Suppose we have an $M$ augmenting path $P$. Then we can construct a new matching $M' = M \triangle P$. Note that $|M'| > |M|$. This step is called augmenting the augmenting path $P$. Thus if we have the following algorithm:

• Start with an arbitrary matching $M$.
• While there exists an $M$ augmenting path $P$:
• Augment path $P$
• Set $M = M \triangle P$
• EndWhile

Lemma: $latex M$ is a maximum matching in $G$ if and only if $G$ has no $M$ augmenting paths.

Proof: Clearly if $M$ is a maximum matching then $G$ can have no $M$ augmenting path since augmenting it would produce a matching $M'$ such that $|M'| > |M|$.

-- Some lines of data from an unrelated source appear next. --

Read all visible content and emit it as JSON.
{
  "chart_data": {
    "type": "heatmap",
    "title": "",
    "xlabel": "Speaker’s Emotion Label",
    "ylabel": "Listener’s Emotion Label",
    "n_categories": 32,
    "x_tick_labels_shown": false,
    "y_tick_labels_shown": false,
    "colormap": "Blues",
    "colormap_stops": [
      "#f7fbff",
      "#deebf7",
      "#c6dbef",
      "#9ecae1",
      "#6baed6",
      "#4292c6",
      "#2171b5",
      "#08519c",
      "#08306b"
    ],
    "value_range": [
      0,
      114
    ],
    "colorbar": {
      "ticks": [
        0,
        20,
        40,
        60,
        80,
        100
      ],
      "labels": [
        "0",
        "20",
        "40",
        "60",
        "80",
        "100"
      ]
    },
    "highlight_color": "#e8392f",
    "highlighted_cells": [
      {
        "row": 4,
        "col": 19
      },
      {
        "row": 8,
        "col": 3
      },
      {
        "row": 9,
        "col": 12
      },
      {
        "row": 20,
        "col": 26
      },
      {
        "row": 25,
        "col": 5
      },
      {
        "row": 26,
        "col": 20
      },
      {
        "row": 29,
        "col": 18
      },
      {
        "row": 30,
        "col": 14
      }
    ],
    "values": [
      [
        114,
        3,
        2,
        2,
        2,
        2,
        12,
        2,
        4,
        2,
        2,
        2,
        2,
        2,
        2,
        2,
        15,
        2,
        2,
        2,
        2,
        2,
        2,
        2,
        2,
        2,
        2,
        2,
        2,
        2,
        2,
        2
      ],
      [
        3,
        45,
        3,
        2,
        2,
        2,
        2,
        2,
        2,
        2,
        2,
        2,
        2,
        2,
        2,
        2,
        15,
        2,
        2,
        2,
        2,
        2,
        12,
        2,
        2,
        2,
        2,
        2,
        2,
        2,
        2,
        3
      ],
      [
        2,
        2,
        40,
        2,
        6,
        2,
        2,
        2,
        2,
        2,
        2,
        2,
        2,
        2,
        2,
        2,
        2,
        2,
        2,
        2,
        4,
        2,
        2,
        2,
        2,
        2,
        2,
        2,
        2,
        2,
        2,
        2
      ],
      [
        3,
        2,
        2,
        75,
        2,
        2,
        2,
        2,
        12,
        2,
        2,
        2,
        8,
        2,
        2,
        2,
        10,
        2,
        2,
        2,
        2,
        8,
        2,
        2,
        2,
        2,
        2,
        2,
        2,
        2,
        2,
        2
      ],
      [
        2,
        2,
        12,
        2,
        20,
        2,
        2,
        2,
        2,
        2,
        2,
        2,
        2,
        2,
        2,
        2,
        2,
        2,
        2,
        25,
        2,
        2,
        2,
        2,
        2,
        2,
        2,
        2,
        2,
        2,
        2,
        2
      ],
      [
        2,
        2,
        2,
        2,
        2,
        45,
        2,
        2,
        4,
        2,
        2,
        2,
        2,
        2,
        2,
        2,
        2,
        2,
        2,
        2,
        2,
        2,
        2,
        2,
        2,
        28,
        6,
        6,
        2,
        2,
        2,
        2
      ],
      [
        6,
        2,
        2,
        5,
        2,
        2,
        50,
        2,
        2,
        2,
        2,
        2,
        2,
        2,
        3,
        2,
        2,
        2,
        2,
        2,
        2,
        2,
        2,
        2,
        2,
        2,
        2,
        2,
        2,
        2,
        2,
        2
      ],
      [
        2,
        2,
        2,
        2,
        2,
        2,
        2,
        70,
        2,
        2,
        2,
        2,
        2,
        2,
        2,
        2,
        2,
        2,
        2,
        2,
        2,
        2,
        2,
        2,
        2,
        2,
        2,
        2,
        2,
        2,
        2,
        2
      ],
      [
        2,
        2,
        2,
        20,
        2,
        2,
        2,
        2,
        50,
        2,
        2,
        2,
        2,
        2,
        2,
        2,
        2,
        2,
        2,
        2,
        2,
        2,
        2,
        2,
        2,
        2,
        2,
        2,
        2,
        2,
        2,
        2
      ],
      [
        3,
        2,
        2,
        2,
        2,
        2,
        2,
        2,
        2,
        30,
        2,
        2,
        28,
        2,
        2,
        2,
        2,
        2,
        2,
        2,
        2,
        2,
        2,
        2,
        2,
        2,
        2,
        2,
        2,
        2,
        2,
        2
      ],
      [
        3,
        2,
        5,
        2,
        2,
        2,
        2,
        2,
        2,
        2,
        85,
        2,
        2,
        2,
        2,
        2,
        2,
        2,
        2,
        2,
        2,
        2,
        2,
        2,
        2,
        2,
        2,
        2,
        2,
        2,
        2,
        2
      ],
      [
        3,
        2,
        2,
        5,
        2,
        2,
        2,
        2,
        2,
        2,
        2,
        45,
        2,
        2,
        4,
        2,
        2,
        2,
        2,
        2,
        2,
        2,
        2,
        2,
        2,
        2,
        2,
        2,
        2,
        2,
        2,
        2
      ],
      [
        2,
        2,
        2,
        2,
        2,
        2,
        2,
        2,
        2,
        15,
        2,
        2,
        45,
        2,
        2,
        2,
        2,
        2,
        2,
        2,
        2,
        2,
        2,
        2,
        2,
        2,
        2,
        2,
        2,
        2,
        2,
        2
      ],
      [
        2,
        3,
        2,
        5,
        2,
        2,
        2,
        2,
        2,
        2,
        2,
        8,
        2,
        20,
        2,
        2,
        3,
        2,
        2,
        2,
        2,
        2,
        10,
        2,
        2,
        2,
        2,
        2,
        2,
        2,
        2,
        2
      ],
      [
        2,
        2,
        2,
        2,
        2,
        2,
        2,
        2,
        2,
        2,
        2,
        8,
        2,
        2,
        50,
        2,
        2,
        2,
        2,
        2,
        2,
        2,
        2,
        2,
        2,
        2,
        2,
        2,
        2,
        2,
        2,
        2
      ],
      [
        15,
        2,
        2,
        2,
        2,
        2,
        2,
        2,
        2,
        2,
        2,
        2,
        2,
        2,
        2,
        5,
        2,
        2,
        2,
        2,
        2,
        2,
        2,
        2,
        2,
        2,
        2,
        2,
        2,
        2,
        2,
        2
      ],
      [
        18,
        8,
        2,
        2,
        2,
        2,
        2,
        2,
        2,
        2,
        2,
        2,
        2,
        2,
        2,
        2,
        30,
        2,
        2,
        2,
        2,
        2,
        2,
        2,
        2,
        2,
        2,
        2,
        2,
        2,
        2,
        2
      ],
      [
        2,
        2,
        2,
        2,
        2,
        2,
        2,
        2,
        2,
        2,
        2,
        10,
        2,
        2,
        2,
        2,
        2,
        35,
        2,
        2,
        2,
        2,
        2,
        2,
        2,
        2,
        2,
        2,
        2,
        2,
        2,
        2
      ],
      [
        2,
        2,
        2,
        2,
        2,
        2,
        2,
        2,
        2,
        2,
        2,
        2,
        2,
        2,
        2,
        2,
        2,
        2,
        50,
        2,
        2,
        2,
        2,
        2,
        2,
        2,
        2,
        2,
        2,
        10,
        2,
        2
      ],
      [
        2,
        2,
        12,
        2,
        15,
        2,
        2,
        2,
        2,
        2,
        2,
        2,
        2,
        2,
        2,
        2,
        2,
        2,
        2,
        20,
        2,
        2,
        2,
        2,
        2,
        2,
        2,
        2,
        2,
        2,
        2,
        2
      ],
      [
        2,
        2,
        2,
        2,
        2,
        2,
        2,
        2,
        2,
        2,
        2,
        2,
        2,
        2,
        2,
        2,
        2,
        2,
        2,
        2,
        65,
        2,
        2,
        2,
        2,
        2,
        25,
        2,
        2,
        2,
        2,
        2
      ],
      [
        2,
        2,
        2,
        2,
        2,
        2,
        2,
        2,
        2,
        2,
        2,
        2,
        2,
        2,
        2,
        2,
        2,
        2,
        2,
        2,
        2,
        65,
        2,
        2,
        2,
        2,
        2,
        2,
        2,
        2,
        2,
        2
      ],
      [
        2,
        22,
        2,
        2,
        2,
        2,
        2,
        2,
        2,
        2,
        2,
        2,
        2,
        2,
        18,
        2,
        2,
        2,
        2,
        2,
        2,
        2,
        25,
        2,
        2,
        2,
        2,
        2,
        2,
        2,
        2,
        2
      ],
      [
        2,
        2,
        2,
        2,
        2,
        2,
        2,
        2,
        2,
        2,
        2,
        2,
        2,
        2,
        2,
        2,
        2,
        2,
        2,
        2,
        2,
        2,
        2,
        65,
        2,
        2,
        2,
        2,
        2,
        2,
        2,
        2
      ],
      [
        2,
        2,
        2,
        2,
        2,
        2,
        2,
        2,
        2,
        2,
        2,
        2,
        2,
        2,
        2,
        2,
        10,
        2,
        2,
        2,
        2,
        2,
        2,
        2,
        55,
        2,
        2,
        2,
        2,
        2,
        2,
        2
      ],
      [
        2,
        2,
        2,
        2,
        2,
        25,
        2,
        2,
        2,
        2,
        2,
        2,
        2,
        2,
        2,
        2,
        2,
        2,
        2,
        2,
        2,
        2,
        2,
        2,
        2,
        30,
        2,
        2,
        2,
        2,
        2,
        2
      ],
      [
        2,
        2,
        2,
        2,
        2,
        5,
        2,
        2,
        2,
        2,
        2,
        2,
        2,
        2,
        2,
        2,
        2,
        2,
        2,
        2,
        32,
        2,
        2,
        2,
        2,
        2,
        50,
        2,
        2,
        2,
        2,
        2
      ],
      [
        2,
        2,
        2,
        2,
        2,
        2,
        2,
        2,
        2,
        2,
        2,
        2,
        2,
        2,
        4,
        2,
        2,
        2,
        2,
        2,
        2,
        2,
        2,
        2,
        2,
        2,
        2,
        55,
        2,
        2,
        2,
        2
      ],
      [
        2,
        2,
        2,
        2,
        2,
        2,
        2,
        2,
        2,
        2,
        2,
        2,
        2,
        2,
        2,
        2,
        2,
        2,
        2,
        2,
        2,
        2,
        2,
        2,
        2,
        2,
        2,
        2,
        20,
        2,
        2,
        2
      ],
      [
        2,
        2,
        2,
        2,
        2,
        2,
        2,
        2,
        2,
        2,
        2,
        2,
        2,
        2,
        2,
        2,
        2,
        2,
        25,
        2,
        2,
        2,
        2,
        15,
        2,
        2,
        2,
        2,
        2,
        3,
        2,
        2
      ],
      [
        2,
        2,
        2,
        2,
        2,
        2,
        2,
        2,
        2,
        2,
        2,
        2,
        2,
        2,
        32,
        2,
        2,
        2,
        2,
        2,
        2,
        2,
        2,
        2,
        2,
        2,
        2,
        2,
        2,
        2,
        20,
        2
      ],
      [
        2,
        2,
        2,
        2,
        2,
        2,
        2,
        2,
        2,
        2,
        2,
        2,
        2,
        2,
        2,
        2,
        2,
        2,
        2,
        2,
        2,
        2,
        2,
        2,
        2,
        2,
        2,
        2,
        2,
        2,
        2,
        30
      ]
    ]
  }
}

Suppose $M$ has no augmenting path and let $N$ be a maximum matching. Consider $M \triangle N$. Notice that the degree of any vertex $v$ in $M \triangle N$ is at most $2$. This is because any vertex can have at most $1$ $M$ edge and at most $1$ $N$ edge incident on it. Observe that this implies $M \triangle N$ must be a disjoint collection of paths and cycles. Note that every cycle must be of even length since the cycle edges alternate between $M$ and $N$. Thus the number of $M$ edges in cycles is the same as the number of $N$ edges. In even paths the number of $M$ edges is the same as the number of $N$ edges since they are alternating. Suppose we have an odd length path. There are two possibilities – either it ends with an $M$ edge in which case it is $N$ augmenting (contradiction since $N$ is maximum) or it ends with an $N$ edge in which case it is $M$ augmenting (contradicting our hypothesis). Thus $M\triangle N$ consists of only even cycles and even paths. Thus $|M| = |N|$.

Finding augmenting paths

Start with all the unmatched vertices and consider a BFS like procedure from them. We grow the forest around them by adding unmatched and matched edges alternatively. Notice that there cannot be an unmatched edge connecting two matched vertices in the same component – since that gives us an odd cycle. Whenever two components are connected – we get an augmenting path.